Pour ne pas être amené vers une explication qui la blesserait, Judith s’empresse, comme à chaque fois, de ramener sa fille vers des pensées plus joyeuses.

            — Et bien que fais-tu du docteur? Lui vient nous voir et il s’amuse avec toi. Ne peux-tu pas le considéré comme un ami?

            — Oui, mère si vous voulez, répond Moïsette pour ne pas décevoir sa mère, mais elle savait que le docteur ne le faisant que parce qu’il avait pitié d’elle.

 

♥♥

 

Le quatorze février de la huitième année de Moïsette, tout bascula pour cette petite fille. Cette fête des amoureux qui n’était que réjouissance pour les gens fortunés, en serait une triste pour cette dernières.

Judith se réveille en sursaut en entendant gémir son enfant. Elle court vers son lit et reconnait les signes d’une grave maladie. Sa petite est en sueur et marmonne des choses tout à fait incohérentes. Puis, tout à coup, tout son corps se met à s’agiter dans tout les sens. Sa mère qui ne sait plus quoi faire, prend sa fille dans ces bras en la recouvrant de sa couverture, puis la berce pour essayer de la calmer. Lorsqu’elle pense y être arrivée, elle prend la décision d’aller voir le docteur Maurice, qui l’avait toujours soutenu. Cependant elle est seule maintenant ici et elle n’a pas de moyen de transport.

            — J’irai à pied, dit-elle, en couchant sa petite fille sur le banc d’entrée pour s’habiller chaudement.

Elle prend ensuite deux couvertures de laine pour réchauffer Moïsette. Et ouvrant la porte elle reprend sa fille, qui ne s’est pas réveiller une seule fois et poursuit :

            —Après tout elle est si légère.

Le chemin fut plus ardue qu’elle ne le pensait car il faisait nuit noir et le vent s’était levé et de grande rafale la faisait perdre pied. De plus, soudain, Moïsette eut de nouveau une crise et Judith ne fut plus capable de continuer d’avancer. Elle décide de s’assoir dans la neige en mettant la petite sur ses jambes et de la bercer encore une fois doucement pour la calmer. Cela lui prit plus de temps que la première fois mais la petite se calma enfin. La mère eut du mal à se relever, mais puisant dans ses forces, elle repart  en combattant le vent et la neige.
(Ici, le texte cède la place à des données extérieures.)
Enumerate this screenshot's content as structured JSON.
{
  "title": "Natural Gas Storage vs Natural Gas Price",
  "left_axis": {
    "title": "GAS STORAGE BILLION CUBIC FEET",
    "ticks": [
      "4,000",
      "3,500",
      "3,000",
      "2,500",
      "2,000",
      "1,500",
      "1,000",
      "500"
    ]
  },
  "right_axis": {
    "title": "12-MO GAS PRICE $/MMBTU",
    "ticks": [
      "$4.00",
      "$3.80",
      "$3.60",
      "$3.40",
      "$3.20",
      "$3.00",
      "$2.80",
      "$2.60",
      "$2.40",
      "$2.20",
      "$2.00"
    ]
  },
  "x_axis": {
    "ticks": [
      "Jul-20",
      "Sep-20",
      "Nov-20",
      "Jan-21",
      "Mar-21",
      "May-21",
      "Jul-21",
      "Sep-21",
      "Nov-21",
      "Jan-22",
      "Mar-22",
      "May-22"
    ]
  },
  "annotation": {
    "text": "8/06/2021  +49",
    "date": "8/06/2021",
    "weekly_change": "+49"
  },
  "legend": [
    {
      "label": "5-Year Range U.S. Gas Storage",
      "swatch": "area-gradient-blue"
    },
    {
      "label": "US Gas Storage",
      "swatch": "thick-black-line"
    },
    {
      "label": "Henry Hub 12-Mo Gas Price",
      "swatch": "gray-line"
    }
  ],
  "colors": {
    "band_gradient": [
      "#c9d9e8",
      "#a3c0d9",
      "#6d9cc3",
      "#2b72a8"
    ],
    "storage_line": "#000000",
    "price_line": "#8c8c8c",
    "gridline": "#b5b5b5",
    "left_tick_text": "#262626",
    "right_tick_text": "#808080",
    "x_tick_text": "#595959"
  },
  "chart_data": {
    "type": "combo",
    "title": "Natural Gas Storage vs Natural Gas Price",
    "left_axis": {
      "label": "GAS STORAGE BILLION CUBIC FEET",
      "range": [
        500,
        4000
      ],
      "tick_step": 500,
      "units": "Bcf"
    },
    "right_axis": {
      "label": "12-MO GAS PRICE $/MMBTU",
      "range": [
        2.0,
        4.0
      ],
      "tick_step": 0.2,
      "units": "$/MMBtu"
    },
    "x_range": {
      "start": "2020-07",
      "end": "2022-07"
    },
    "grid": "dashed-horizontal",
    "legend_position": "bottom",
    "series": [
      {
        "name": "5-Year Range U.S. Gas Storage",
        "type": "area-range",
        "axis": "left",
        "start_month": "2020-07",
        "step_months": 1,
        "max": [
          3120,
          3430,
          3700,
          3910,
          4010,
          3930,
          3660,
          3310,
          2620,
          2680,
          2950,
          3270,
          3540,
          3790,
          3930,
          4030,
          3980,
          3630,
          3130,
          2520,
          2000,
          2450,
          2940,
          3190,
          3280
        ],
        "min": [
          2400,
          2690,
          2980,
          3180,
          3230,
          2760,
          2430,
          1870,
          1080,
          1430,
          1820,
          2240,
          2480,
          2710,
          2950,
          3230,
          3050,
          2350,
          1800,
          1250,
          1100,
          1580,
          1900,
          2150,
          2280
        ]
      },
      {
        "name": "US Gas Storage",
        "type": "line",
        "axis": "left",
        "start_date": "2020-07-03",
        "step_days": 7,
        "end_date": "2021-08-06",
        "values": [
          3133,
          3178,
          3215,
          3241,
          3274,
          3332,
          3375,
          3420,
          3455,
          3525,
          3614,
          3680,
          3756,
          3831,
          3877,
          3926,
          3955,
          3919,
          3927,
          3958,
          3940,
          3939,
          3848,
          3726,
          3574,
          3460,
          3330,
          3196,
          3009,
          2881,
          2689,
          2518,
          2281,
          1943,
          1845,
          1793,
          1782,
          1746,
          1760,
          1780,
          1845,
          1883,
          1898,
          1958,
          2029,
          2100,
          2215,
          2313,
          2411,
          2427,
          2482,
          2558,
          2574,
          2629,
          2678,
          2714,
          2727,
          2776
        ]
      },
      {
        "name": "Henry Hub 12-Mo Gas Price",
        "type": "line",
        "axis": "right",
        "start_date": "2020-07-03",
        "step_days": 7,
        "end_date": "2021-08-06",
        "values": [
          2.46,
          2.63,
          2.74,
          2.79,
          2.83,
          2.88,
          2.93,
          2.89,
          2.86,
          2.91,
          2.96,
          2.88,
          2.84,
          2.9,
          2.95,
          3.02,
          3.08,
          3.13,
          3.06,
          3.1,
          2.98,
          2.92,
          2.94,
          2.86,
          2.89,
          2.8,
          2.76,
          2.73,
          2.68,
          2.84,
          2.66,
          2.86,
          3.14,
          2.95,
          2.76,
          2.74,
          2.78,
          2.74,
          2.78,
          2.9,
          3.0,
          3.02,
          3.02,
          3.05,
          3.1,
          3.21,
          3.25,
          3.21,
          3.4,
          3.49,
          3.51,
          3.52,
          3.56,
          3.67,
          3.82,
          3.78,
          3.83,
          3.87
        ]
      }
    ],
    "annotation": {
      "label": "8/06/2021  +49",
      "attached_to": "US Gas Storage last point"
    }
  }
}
Soudain, elle vit la maison du docteur Maurice. En arrivant sur son balcon, Judith met son enfant sur la balancelle en bois qui se trouvaient depuis toujours sur celui-ci. Ensuite elle tambourine à la porte du docteur en pleurant et hurlant.

            — Docteur… Docteur, je vous en pris ouvrez-moi! Ma petite est malade, gravement malade et je ne sais plus quoi faire. Je vous en pris docteur, aidé moi, hurle-t-elle en continuant de frapper la porte.

Quelques instant plus tard, effectivement le docteur ouvre et dit.

            — Madame Tremblay, que faites-vous dehors par ce froid terrible. Entrez vous réchauffer près du poêle, je vous prépare une tasse de thé…

            — Non… Non, occupez-vous de ma petite d’abord.

            — Oh mon Dieu! répond-il en la prenant dans ses bras.

Le docteur sauva la petite mais il ne réussit pas le même miracle avec la mère car elle avait trop d’engelures et plus aucune force pour lutter. Judith mourut, dans les bras du docteur Maurice, au petit matin du quinzième jour de février, en lui soufflant une dernière requête, qui fit couler quelques larmes sur les joues de ce dernier.